Running Out of Time: The Reduction of Women's Work Burden in Agricultural Production
Direct Link to Full 46-Page 2015 FAO Publication: http://www.fao.org/3/a-i4741e.pdf
Based on a broad literature review, this publication discusses rural women’s time poverty in agriculture, elaborates on its possible causes and implications and provides insight into the various types of constraints that affect the adoption of solutions for reducing work burden. This paper raises questions about the adequacy of women’s access to technologies, services and infrastructure and about the control women have over their time, given their major contributions to agriculture. It also looks into the available labour-saving technologies, practices and services that can support women to better address the demands derived from the domestic and productive spheres and improve their well-being. The reader is presented with an overview of successfully-tested technologies, services and resource management practices in the context of water, energy, information and communication. The findings elaborated in this paper feed a set of recommendations provided for policy makers and development partners. A gender-transformative approach at community and household level is suggested as a way forward to promote women’s increased control over the allocation of their time.
Family farms represent up to 80 percent of all farm holdings in developing countries (FAO, 2014a). The majority of these are small or medium-size farms ranging from 1 to a maximum of 5 hectares.1 Most of them rely primarily on family members for labour and management, and produce essentially for their own consumption, with some surplus for the market. Women make an important contribution to family-run economic activities and represent an average of 43 percent of the agricultural workforce worldwide (FAO, 2011b).

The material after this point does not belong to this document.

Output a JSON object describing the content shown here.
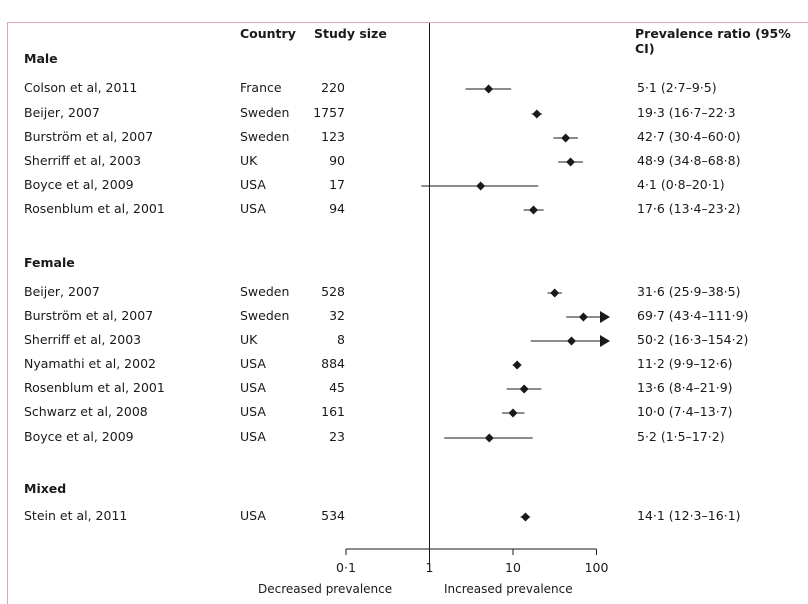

Among smallholders (small-scale farmers, pastoralists, forest keepers and fishers), men and women have diverse and often complementary roles related to household food provision. Women play an essential role in food and nutrition security through their responsibilities in provision and preparation of food consumed in the home. However, research indicates that in comparison with men, they often bear a disproportionate work burden (see Table 1 for an example of time distribution within a day).
Rural women’s long working hours correlate to a triple work burden in the productive, reproductive and social spheres, and in contrast to men their work is mostly unpaid and unrecognized. This work overload restricts women’s well-being and their engagement in activities of value, including remunerative activities. Surveys from 45 developing countries show that women and children bear the primary responsibility for water collection in the vast majority of households (76 percent). This is time not spent working at an income-generating job, caring for family members, or attending school.
Over the last decades, attempts have been made to assess women’s time use in agriculture using data collected through household surveys, but this information is often very patchy and difficult to aggregate at the country level. In addition, several internationally comparable indices such as the Women’s Empowerment in Agriculture Index measure women’s time burden as an indicator of empowerment. Unfortunately, this index is presently only available for a mere 16 country cases.
Since the 1980s, research and investment has focused on promoting and introducing technology, services and infrastructure solutions to reduce the care and productive work burden of rural women. When specifically tailored to women’s needs these technologies can be effective, but there are important hurdles to their adoption, as explored in this paper.
The number of women farmers feeding their households, communities, countries, and regions is increasingly on the rise (Caselli-Mechael, 2014). Yet, women’s access to and control over resources and work burden is still not adequately addressed, despite ample evidence that better access for women tends to lead to higher agricultural yields and food and nutrition security (FAO, 2011b). This paper argues that there are no “quick fixes”, such as the mere introduction and diffusion of technology with labour-saving potential. The issues surrounding the lack of access to and adoption of technology are context-specific and complex. Social norms and behaviour need to be targeted for change to take place and for greater equality to be achieved between men and women in relation to time availability and choice.
Yet, labour-saving technologies and related services can contribute to freeing up women’s time and improve their quality of life, enabling them to engage in activities of their own choice, whether for the home or remunerative nature.